Neuss Viel Lärm um Macbeth

Neuss · Das Londoner Icarus Theatre eröffnete das Shakespeare-Festival im Globe mit einer blattgetreuen Inszenierung des blutigen Dramas "Macbeth". Regisseur Max Lewendel setzt dabei vor allem auf Geräusche.

 Das Ehepaar Macbeth – gemeinsam haben sie sich die Hände blutig gemacht und werden nacheinander daran zugrunde gehen.

Das Ehepaar Macbeth – gemeinsam haben sie sich die Hände blutig gemacht und werden nacheinander daran zugrunde gehen.

Foto: Mayou Trikerioti

Die Schlussszene treibt das Prinzip der Inszenierung auf die Spitze. Macbeth ist tot, und ein Gedröhn setzt ein, dass man glaubt, das Globe erzittern zu spüren und nur noch wenige Minuten auf der Erde zu weilen: So muss es sich anfühlen- und hören, wenn eine Rakete zum Flug ins All abhebt. Max Lewendel hat seine Bearbeitung des Shakespeare-Dramas für sein Ensemble vom Londoner Icarus Theatre mit einem Klang- und Geräuschteppich unterlegt, der den runden Holzbau fast sprengt.

Ein "Macbeth" vom Blatt in Originalsprache hat es schon länger beim Shakespeare-Festival nicht mehr gegeben. Insofern also ist der Auftakt der aktuellen Auflage des Festivals im Globe schon eine besondere Angelegenheit. Martialisch, laut und mit viel Symbolik unterlegt kam die solide Inszenierung daher, mit phantastisch choreografierten Kampfszenen, sauber gesprochenen Texten, aber wenig innovativ, was Interpretation und bildnerische Umsetzung betrifft.

Die raue Seite moderner wie klassischer Dramen zu zeigen, ist zwar die Politik der vor knapp sechs Jahren gegründeten Theatergruppe, und dass "Macbeth" zu jenen gehört, deren archaische Seite sich im zeitgenössischen Theater ebenso drastisch wie nachhaltig inszenieren lässt, hat Jürgen Gosch 2005 im Düsseldorfer Schauspielhaus auf unvergessliche Weise bewiesen. Mit nackten (männlichen) Hexen, in pausenlosen zweieinhalb Stunden mit erbarmungslosen Bildern, die bedrängend und unausweichlich die Ungeheuerlichkeit des Bösen im Menschen bloßlegen. Doch davon ist Lewendels Inszenierung weit entfernt.

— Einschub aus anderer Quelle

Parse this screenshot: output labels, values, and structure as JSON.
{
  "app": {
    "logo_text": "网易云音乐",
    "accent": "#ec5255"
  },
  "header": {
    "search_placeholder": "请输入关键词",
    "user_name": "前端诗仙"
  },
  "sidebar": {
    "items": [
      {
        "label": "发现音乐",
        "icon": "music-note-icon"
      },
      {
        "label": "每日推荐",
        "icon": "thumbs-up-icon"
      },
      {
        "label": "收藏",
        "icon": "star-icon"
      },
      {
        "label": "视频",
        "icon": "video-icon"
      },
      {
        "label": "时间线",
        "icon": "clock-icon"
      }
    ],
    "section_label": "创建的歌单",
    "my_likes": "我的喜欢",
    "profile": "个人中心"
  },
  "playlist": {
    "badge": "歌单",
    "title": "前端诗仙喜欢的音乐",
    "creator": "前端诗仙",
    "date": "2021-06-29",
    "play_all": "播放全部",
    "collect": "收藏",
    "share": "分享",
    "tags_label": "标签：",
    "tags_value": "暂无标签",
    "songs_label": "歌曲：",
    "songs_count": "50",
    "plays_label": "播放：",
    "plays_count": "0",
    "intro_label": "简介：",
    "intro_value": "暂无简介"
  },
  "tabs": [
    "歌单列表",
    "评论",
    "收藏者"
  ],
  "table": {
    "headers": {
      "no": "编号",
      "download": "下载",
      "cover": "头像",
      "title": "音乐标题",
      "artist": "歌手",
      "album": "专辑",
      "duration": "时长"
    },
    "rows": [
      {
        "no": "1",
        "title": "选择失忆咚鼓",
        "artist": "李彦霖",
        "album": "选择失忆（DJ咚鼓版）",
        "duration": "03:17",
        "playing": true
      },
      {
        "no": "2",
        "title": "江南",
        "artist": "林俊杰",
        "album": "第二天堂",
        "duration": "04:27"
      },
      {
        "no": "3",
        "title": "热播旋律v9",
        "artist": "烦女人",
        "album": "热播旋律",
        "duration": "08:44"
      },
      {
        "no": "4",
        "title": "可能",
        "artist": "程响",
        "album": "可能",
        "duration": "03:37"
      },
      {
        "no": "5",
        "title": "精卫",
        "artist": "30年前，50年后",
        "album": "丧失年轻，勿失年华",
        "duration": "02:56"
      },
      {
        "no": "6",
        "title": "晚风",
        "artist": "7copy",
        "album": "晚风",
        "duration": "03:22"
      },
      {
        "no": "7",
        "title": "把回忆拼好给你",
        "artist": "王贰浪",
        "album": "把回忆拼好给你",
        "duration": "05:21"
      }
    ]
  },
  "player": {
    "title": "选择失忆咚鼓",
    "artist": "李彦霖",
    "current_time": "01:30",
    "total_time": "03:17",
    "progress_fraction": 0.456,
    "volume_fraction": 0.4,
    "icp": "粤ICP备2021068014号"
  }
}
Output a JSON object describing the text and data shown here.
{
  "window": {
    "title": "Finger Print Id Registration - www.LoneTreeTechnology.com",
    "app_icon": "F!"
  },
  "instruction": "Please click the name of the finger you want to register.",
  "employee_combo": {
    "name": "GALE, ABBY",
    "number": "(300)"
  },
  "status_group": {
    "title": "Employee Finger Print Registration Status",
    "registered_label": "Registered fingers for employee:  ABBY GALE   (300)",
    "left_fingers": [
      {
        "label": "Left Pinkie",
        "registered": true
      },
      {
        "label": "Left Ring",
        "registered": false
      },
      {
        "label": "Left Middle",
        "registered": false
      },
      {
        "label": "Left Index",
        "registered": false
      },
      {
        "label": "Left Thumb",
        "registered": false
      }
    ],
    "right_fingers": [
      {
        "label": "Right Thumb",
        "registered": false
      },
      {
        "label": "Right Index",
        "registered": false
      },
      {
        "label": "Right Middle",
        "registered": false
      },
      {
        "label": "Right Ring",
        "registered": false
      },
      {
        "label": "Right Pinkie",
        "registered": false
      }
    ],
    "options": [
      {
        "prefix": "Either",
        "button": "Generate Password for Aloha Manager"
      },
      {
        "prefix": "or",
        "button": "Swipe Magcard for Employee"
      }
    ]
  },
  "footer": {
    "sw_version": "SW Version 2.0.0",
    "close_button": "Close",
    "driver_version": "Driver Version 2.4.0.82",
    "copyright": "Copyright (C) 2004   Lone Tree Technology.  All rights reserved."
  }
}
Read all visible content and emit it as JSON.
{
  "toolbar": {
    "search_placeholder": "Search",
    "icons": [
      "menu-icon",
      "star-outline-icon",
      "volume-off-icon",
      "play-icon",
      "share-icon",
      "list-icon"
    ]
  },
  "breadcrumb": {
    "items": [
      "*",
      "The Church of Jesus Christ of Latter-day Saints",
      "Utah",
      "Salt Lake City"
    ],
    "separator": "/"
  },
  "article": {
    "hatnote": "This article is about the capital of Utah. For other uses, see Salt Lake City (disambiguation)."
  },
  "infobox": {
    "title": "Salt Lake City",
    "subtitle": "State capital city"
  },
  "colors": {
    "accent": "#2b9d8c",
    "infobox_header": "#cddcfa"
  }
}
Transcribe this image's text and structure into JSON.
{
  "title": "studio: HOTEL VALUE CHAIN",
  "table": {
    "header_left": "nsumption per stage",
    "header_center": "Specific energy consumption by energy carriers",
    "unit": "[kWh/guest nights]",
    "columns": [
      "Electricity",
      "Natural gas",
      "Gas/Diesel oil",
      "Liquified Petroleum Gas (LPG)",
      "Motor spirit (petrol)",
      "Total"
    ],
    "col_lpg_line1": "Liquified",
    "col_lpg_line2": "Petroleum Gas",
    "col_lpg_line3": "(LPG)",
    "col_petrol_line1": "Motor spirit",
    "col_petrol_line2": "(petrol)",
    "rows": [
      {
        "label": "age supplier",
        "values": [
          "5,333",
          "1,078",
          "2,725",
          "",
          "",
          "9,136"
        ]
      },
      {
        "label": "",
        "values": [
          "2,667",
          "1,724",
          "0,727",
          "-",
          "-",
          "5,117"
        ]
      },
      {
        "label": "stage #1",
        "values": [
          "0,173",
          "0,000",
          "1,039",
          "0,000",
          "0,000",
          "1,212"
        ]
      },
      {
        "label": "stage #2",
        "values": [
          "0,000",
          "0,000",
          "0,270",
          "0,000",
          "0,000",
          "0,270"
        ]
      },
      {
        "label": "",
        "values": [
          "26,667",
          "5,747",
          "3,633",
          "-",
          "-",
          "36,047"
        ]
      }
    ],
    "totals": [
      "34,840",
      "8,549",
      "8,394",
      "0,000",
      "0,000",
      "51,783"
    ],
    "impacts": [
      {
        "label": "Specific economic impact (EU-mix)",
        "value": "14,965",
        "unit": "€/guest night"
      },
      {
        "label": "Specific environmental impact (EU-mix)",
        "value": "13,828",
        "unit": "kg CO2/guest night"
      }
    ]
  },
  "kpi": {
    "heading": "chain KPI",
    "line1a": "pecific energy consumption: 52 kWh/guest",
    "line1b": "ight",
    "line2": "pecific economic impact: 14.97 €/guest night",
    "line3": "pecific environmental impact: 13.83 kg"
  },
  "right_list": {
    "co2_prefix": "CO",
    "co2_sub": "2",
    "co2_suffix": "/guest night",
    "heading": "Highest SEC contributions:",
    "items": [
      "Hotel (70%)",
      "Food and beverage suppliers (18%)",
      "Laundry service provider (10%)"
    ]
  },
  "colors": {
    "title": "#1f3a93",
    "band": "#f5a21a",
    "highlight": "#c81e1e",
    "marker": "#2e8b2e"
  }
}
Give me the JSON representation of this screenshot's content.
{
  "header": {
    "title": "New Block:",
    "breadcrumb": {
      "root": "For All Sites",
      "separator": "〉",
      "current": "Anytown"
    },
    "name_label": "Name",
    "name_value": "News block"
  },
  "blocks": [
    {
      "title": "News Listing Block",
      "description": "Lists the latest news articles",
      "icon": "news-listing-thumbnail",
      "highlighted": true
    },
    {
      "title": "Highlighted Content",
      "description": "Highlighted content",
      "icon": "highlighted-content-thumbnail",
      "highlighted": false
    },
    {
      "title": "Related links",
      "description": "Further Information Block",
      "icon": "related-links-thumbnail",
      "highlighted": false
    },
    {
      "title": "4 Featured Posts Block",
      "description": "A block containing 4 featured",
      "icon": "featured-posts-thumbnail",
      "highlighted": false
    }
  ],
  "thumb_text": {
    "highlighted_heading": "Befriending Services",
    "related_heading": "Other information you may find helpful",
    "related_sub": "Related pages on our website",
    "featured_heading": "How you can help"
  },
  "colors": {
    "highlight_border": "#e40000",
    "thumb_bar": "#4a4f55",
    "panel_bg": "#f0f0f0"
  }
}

Blutdurst und Skrupellosigkeit bestimmen zwar auch bei ihm die Gesellschaft am schottischen Hofe, aber seine Bilder sind stark am Effekt orientiert. Licht und akustische Mittel spielen die größte Rolle, kaum eine Szene, die nicht mit Geräuschen unterlegt ist. Sehr plakativ auch, dass jeder Mord mit einem neuen roten Blitz in einer der Bühnenbild bestimmenden Stelen markiert wird.

Auf einer großen Guckkastenbühne mag das funktionieren; im Globe aber mit geringer Distanz zum Publikum erschlägt es das Spiel. Zumal da auch die Schauspieler nur in Teilen überzeugen (etwa John Eastman als gradliniger Banquo). Der Macbeth von Joel Gorf keucht und schnauft, wirkt aber dennoch recht kraftlos; großen Machthunger mag man ihm nicht abnehmen. Und die anfängliche Ahnung, dass der Fokus in dieser Inszenierung auf einer von Beginn an psychopathischen Lady Macbeth liegt — so betont fahrig wie Sophie Brooke sie spielt —, verflüchtigt sich mit der Zeit, da Brooke auch ihre anderen Rollen nicht anders angeht. Die Archaik des Themas spiegelt sich indes in der Darstellung der drei Hexen wieder, die Macbeth den Aufstieg zum König prophezeien und damit auch seinen Untergang einleiten. Sie wispern, kreischen, janken, jauchzen, kriechen, schleichen, winden sich, so dass sie ganz wie Wesen aus einer Welt wirken, von der man lieber gar nichts wissen möchte.